Is that the answer then, that Catholics must become “conservative” in the sense of respecting tradition and the status quo? Not quite. If that were the case, the perfect Christian society would look like the Confucian ideal of cosmic harmony between heaven and earth, emphasizing stability in a very static sense. And indeed, the early Jesuit missionaries to China like Matteo Ricci (Li Madou) found much to admire in Confucian culture. But Christianity is far, far more than that. As noted by Pope Benedict in his highly insightful Europe Today and Tomorrow, when early Christians were looking for a term in the Roman world to express what Jesus the Christ meant to them, they considered the term Conservator, “which has designated in Rome the essential duty and highest service necessary to render to mankind”. From the perspective of the Roman empire, the highest duty was to protect against internal and external threast and uphold peace and justice.

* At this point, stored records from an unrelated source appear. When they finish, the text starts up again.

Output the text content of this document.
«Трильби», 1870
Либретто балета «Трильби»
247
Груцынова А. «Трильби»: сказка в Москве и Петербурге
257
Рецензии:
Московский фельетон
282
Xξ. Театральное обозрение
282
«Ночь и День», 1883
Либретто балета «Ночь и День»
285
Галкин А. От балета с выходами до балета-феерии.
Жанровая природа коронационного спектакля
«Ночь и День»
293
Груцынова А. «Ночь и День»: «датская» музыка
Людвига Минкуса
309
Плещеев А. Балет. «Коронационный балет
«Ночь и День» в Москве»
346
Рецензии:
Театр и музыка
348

This fits very nicely with the Confucian conception of society. But Christians could not accept something so static, so rooted in the present. Instead, the term chosen was not Conservator but Salvator, a choice which, as Pope Benedict noted, “indicated the limits of mere conservatism and pointed to a dimension of human life that goes beyond the causes of peace and order”.

Pope Benedict goes on to argue that “salvation is located, not in what is eternally motionless, not in a today that is always the same, but rather in tomorrow, in the future that is not yet present.” From the Book of Daniel to Revelation, Christianity has a deep apocalyptic theme, where events will be fulfilled in history. God the Creator united cosmos with history through the Incarnation. So, as Christians, it is not simply enough to remain attached to the stability of the present. We need to focus on the promises of the future, immanentizing the eschaton in the person of Jesus the Christ (as Henry might say). The problem is that focusing on the immanent world devoid of God’s law leads to horrors like Marxist experimentation. But if we place the transcendent over the immanent, we tilt toward Gnosticism. Simple conservatism is never enough. It all goes back to responding to the will of God– in all aspects of life, public and private.